Waste selector valve 70 is positioned after the flow sensor 18 on exit line and 44 provides selection between allowing waste fluid exit the flow cell 42 and travel through line 71 to the waste collector 46, or allowing system water 52 or system buffer 54 to proceed through the flow meter 18 into the flow cell 42.

The MMS systems can be operated at high throughput even though the available sample size may be small. That is, even though the available sample volume may be less 200 uL (e.g., <200 uL)), the MMS systems can still operate by drawing the small sample from a plate.

By enabling reverse-flow priming and flushing of the microfluidic controller 14, MMS system 50 effectively removes dead volume in the sample delivery paths and using a no-flow measurements of the spectra, various embodiments can achieve an order of magnitude reduced sample volume. That is, the sample volume required to take the IR measurements can be reduced by an order of magnitude and still retain the same quality of measurements as before the introduction of the flow sensor 18 and reverse-flow priming and flushing of the microfluidic controller 14. Accurate fluid dispensing and monitoring are enabled by the added flow sensor that does not cause carryover due to its placement at the waste port.

In some embodiments, it is possible to determine if the system has not been sufficiently primed or flushed by the presence of an inconsistent flow pattern in the flow rate versus time curves (e.g., traces). In this case, the inconsistent flow pattern in the flow rate versus time curves is indicating that there are air bubbles in the fluid path that need to be removed.

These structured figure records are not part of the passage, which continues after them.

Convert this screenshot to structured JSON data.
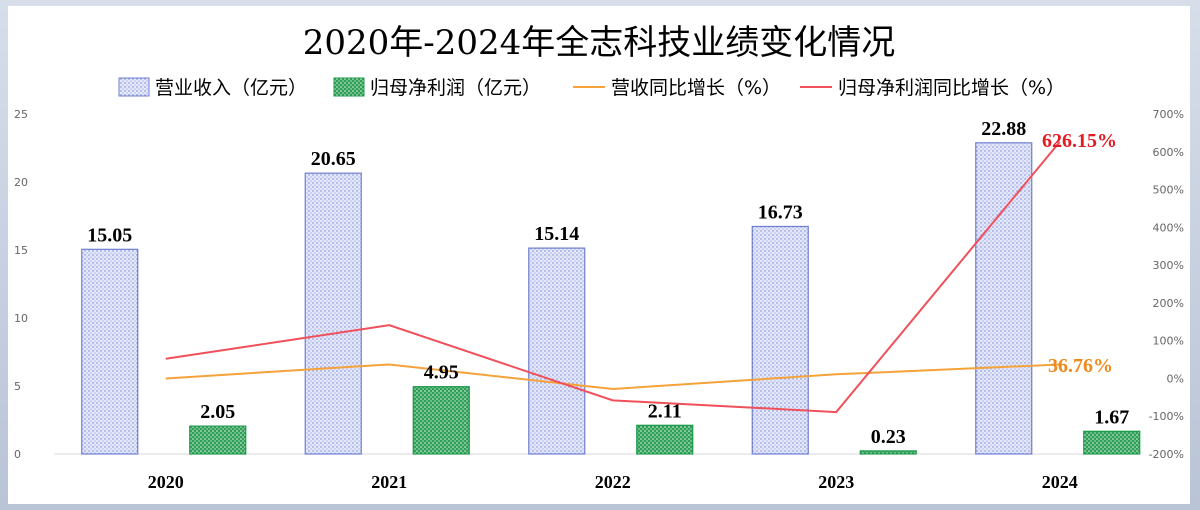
{
  "colors": {
    "revenue_fill": "#c9cff0",
    "revenue_stroke": "#6f7fd1",
    "profit_fill": "#b5e3c5",
    "profit_stroke": "#1e9a4b",
    "revenue_growth_line": "#f5a23a",
    "profit_growth_line": "#f0505a"
  },
  "chart_data": {
    "type": "bar",
    "title": "2020年-2024年全志科技业绩变化情况",
    "categories": [
      "2020",
      "2021",
      "2022",
      "2023",
      "2024"
    ],
    "legend": {
      "revenue": "营业收入（亿元）",
      "profit": "归母净利润（亿元）",
      "revenue_growth": "营收同比增长（%）",
      "profit_growth": "归母净利润同比增长（%）"
    },
    "series": [
      {
        "name": "营业收入（亿元）",
        "kind": "bar",
        "axis": "left",
        "values": [
          15.05,
          20.65,
          15.14,
          16.73,
          22.88
        ]
      },
      {
        "name": "归母净利润（亿元）",
        "kind": "bar",
        "axis": "left",
        "values": [
          2.05,
          4.95,
          2.11,
          0.23,
          1.67
        ]
      },
      {
        "name": "营收同比增长（%）",
        "kind": "line",
        "axis": "right",
        "values": [
          0,
          37,
          -28,
          11,
          36.76
        ]
      },
      {
        "name": "归母净利润同比增长（%）",
        "kind": "line",
        "axis": "right",
        "values": [
          52,
          141,
          -58,
          -89,
          626.15
        ]
      }
    ],
    "bar_labels": {
      "revenue": [
        "15.05",
        "20.65",
        "15.14",
        "16.73",
        "22.88"
      ],
      "profit": [
        "2.05",
        "4.95",
        "2.11",
        "0.23",
        "1.67"
      ]
    },
    "annotations": {
      "profit_growth_last": "626.15%",
      "revenue_growth_last": "36.76%"
    },
    "left_axis": {
      "min": 0,
      "max": 25,
      "step": 5,
      "ticks": [
        "0",
        "5",
        "10",
        "15",
        "20",
        "25"
      ]
    },
    "right_axis": {
      "min": -200,
      "max": 700,
      "step": 100,
      "ticks": [
        "-200%",
        "-100%",
        "0%",
        "100%",
        "200%",
        "300%",
        "400%",
        "500%",
        "600%",
        "700%"
      ]
    },
    "legend_position": "top",
    "grid": false
  }
}
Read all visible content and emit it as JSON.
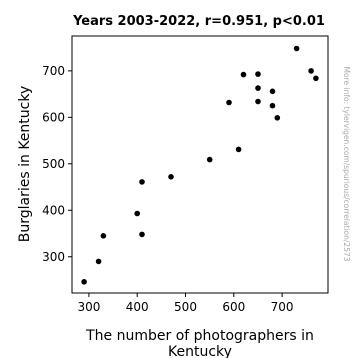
{
  "chart_data": {
    "type": "scatter",
    "title": "Years 2003-2022, r=0.951, p<0.01",
    "xlabel": "The number of photographers in Kentucky",
    "xlabel_lines": [
      "The number of photographers in",
      "Kentucky"
    ],
    "ylabel": "Burglaries in Kentucky",
    "watermark": "More info: tylervigen.com/spurious/correlation/2573",
    "xlim": [
      265,
      795
    ],
    "ylim": [
      222,
      775
    ],
    "xticks": [
      300,
      400,
      500,
      600,
      700
    ],
    "yticks": [
      300,
      400,
      500,
      600,
      700
    ],
    "grid": false,
    "marker_color": "#000000",
    "points": [
      {
        "x": 290,
        "y": 246
      },
      {
        "x": 320,
        "y": 290
      },
      {
        "x": 330,
        "y": 345
      },
      {
        "x": 400,
        "y": 393
      },
      {
        "x": 410,
        "y": 348
      },
      {
        "x": 410,
        "y": 461
      },
      {
        "x": 470,
        "y": 472
      },
      {
        "x": 550,
        "y": 509
      },
      {
        "x": 590,
        "y": 632
      },
      {
        "x": 610,
        "y": 531
      },
      {
        "x": 620,
        "y": 692
      },
      {
        "x": 650,
        "y": 693
      },
      {
        "x": 650,
        "y": 663
      },
      {
        "x": 650,
        "y": 634
      },
      {
        "x": 680,
        "y": 656
      },
      {
        "x": 680,
        "y": 625
      },
      {
        "x": 690,
        "y": 599
      },
      {
        "x": 730,
        "y": 748
      },
      {
        "x": 760,
        "y": 700
      },
      {
        "x": 770,
        "y": 684
      }
    ]
  }
}
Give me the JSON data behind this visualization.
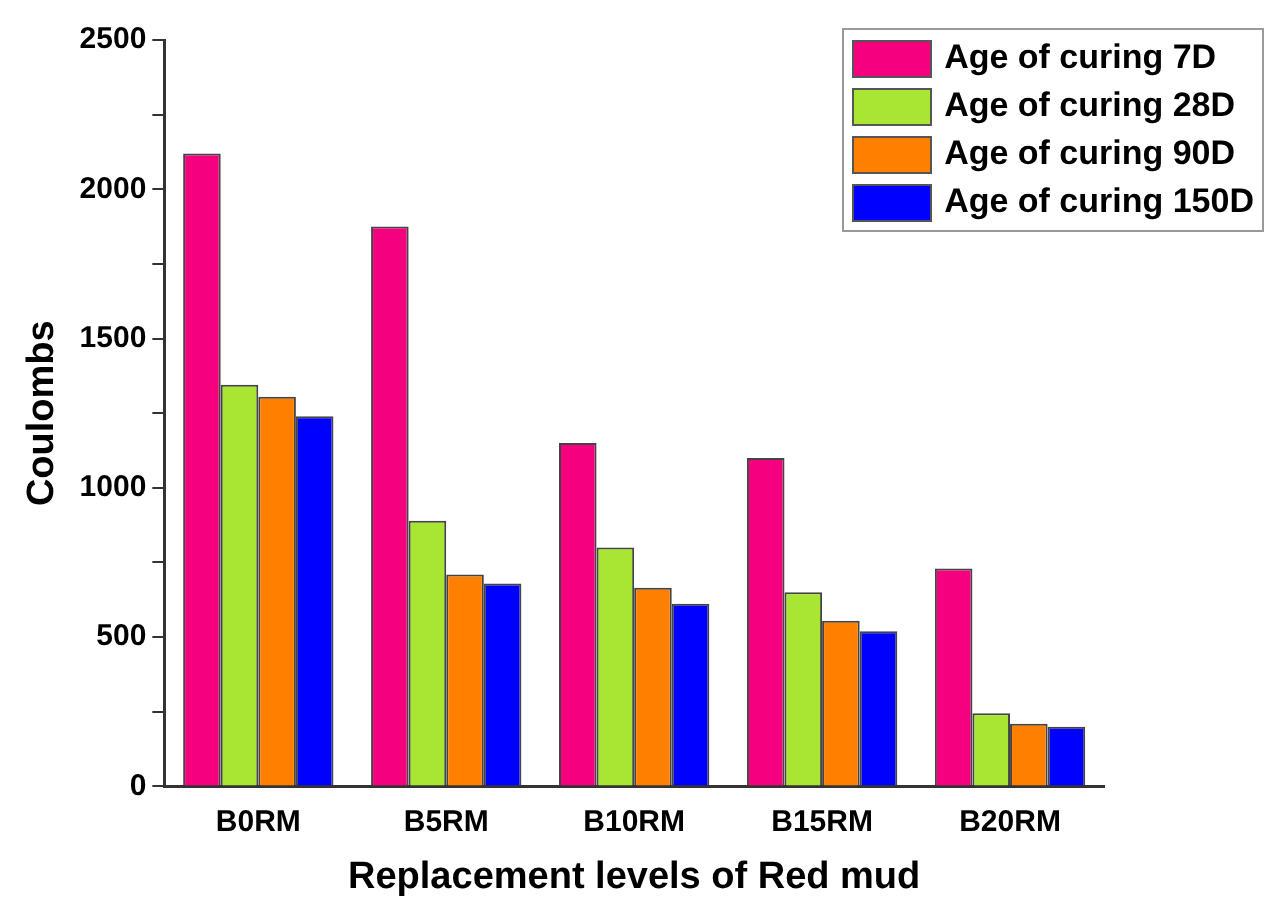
{
  "chart_data": {
    "type": "bar",
    "xlabel": "Replacement levels of Red mud",
    "ylabel": "Coulombs",
    "categories": [
      "B0RM",
      "B5RM",
      "B10RM",
      "B15RM",
      "B20RM"
    ],
    "series": [
      {
        "name": "Age of curing 7D",
        "color": "#f5007f",
        "values": [
          2120,
          1875,
          1150,
          1100,
          730
        ]
      },
      {
        "name": "Age of curing 28D",
        "color": "#a8e633",
        "values": [
          1345,
          890,
          800,
          650,
          245
        ]
      },
      {
        "name": "Age of curing 90D",
        "color": "#ff8000",
        "values": [
          1305,
          710,
          665,
          555,
          210
        ]
      },
      {
        "name": "Age of curing 150D",
        "color": "#0000ff",
        "values": [
          1240,
          680,
          612,
          520,
          200
        ]
      }
    ],
    "ylim": [
      0,
      2500
    ],
    "yticks": [
      0,
      {
        "value": 250,
        "label": null
      },
      500,
      {
        "value": 750,
        "label": null
      },
      1000,
      {
        "value": 1250,
        "label": null
      },
      1500,
      {
        "value": 1750,
        "label": null
      },
      2000,
      {
        "value": 2250,
        "label": null
      },
      2500
    ],
    "grid": false,
    "legend": "top right"
  }
}
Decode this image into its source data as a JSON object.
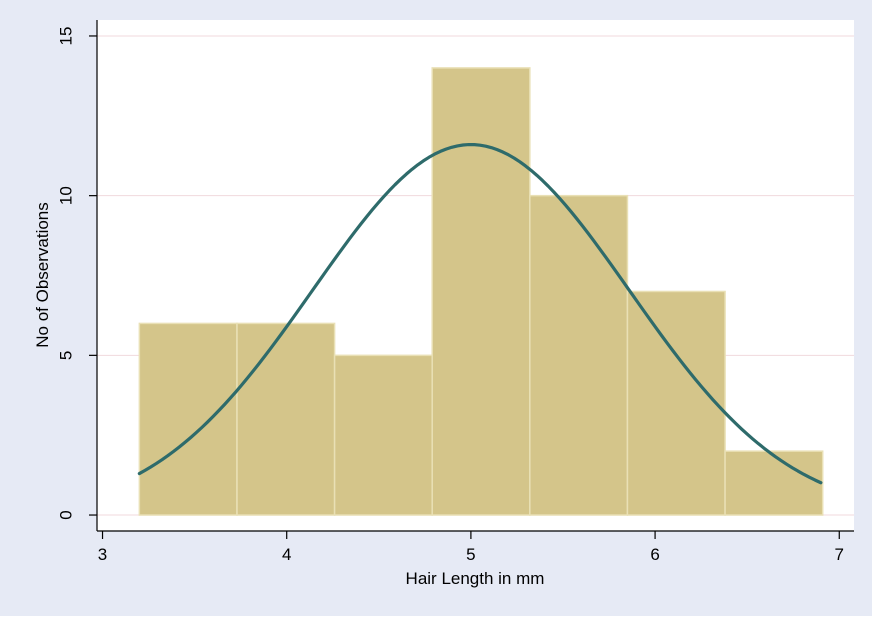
{
  "chart_data": {
    "type": "bar",
    "subtype": "histogram-with-normal-curve",
    "xlabel": "Hair Length in mm",
    "ylabel": "No of Observations",
    "xlim": [
      2.97,
      7.08
    ],
    "ylim": [
      -0.5,
      15.5
    ],
    "x_ticks": [
      3,
      4,
      5,
      6,
      7
    ],
    "y_ticks": [
      0,
      5,
      10,
      15
    ],
    "grid": "horizontal",
    "bins": [
      {
        "start": 3.2,
        "end": 3.73,
        "count": 6
      },
      {
        "start": 3.73,
        "end": 4.26,
        "count": 6
      },
      {
        "start": 4.26,
        "end": 4.79,
        "count": 5
      },
      {
        "start": 4.79,
        "end": 5.32,
        "count": 14
      },
      {
        "start": 5.32,
        "end": 5.85,
        "count": 10
      },
      {
        "start": 5.85,
        "end": 6.38,
        "count": 7
      },
      {
        "start": 6.38,
        "end": 6.91,
        "count": 2
      }
    ],
    "curve": {
      "type": "normal-density",
      "mean": 5.0,
      "peak": 11.6,
      "sd": 0.86,
      "x_range": [
        3.2,
        6.9
      ]
    },
    "colors": {
      "background": "#e6eaf5",
      "plot_area": "#ffffff",
      "bar_fill": "#d4c58a",
      "bar_edge": "#e9e0b5",
      "curve": "#2e6b6b",
      "grid": "#f1d9dd"
    }
  }
}
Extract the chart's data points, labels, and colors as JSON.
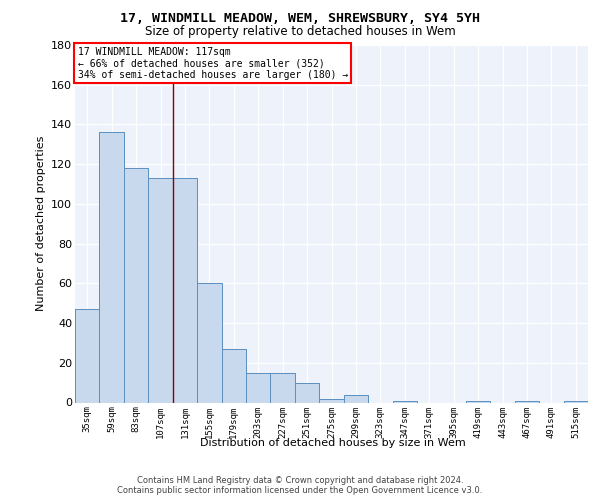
{
  "title1": "17, WINDMILL MEADOW, WEM, SHREWSBURY, SY4 5YH",
  "title2": "Size of property relative to detached houses in Wem",
  "xlabel": "Distribution of detached houses by size in Wem",
  "ylabel": "Number of detached properties",
  "categories": [
    "35sqm",
    "59sqm",
    "83sqm",
    "107sqm",
    "131sqm",
    "155sqm",
    "179sqm",
    "203sqm",
    "227sqm",
    "251sqm",
    "275sqm",
    "299sqm",
    "323sqm",
    "347sqm",
    "371sqm",
    "395sqm",
    "419sqm",
    "443sqm",
    "467sqm",
    "491sqm",
    "515sqm"
  ],
  "values": [
    47,
    136,
    118,
    113,
    113,
    60,
    27,
    15,
    15,
    10,
    2,
    4,
    0,
    1,
    0,
    0,
    1,
    0,
    1,
    0,
    1
  ],
  "bar_color": "#c8d9ee",
  "bar_edge_color": "#5a8fc0",
  "red_line_x": 3.5,
  "annotation_lines": [
    "17 WINDMILL MEADOW: 117sqm",
    "← 66% of detached houses are smaller (352)",
    "34% of semi-detached houses are larger (180) →"
  ],
  "ylim": [
    0,
    180
  ],
  "yticks": [
    0,
    20,
    40,
    60,
    80,
    100,
    120,
    140,
    160,
    180
  ],
  "bg_color": "#edf2fb",
  "grid_color": "#d0d8e8",
  "fig_bg": "#ffffff",
  "footer": "Contains HM Land Registry data © Crown copyright and database right 2024.\nContains public sector information licensed under the Open Government Licence v3.0."
}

It is surprising that by adding a flow meter to a line following a sample measurement flow cell can lead to an increase in the measurement capacity of an MMS system. That is, by installing a flow sensor (e.g., meter) on the output of a measurement microfluidic cell rather than on sample and reference input lines enables an order of magnitude smaller sample size without losing measurement quality. The surprising improvement is in part due to being able to accurately determine flow rates of low volumes (<200 uL) of sample and reference fluids. By locating the flow meter after the flow cell, it is possible to monitor flow rate and volume of the sample and reference fluids in real time, and use the real time measurements to adjust gas pressure forcing the fluids from the well plates.

Furthermore, by placing the flow meter after the flow cell, it is possible to reduce the volume of the fluids necessary to prepare and flush the microfluidic system before the flow cell.

Thus, by providing a flow meter following the flow cell, it is possible to provide real time feedback control of the MMS technique which requires monitoring the dynamic automated system utilizing well plates with small sample sizes (<200 uL) and switching fluids. The MMS techniques require more real-time control than static IR measurement methods which involve manually replacing samples with relatively larger volumes (>milliliters) and longer measurement times (>minutes).

Furthermore, by providing a flow meter following the flow cell, it is possible to determine whether the system is adequately primed or flushed. An inconsistent flow pattern can be indicative of air bubbles in the fluid path which may be the result of an inadequately primed or flushed system.

The embodiments of the invention described above are intended to be merely exemplary; numerous variations and modifications will be apparent to those skilled in the art.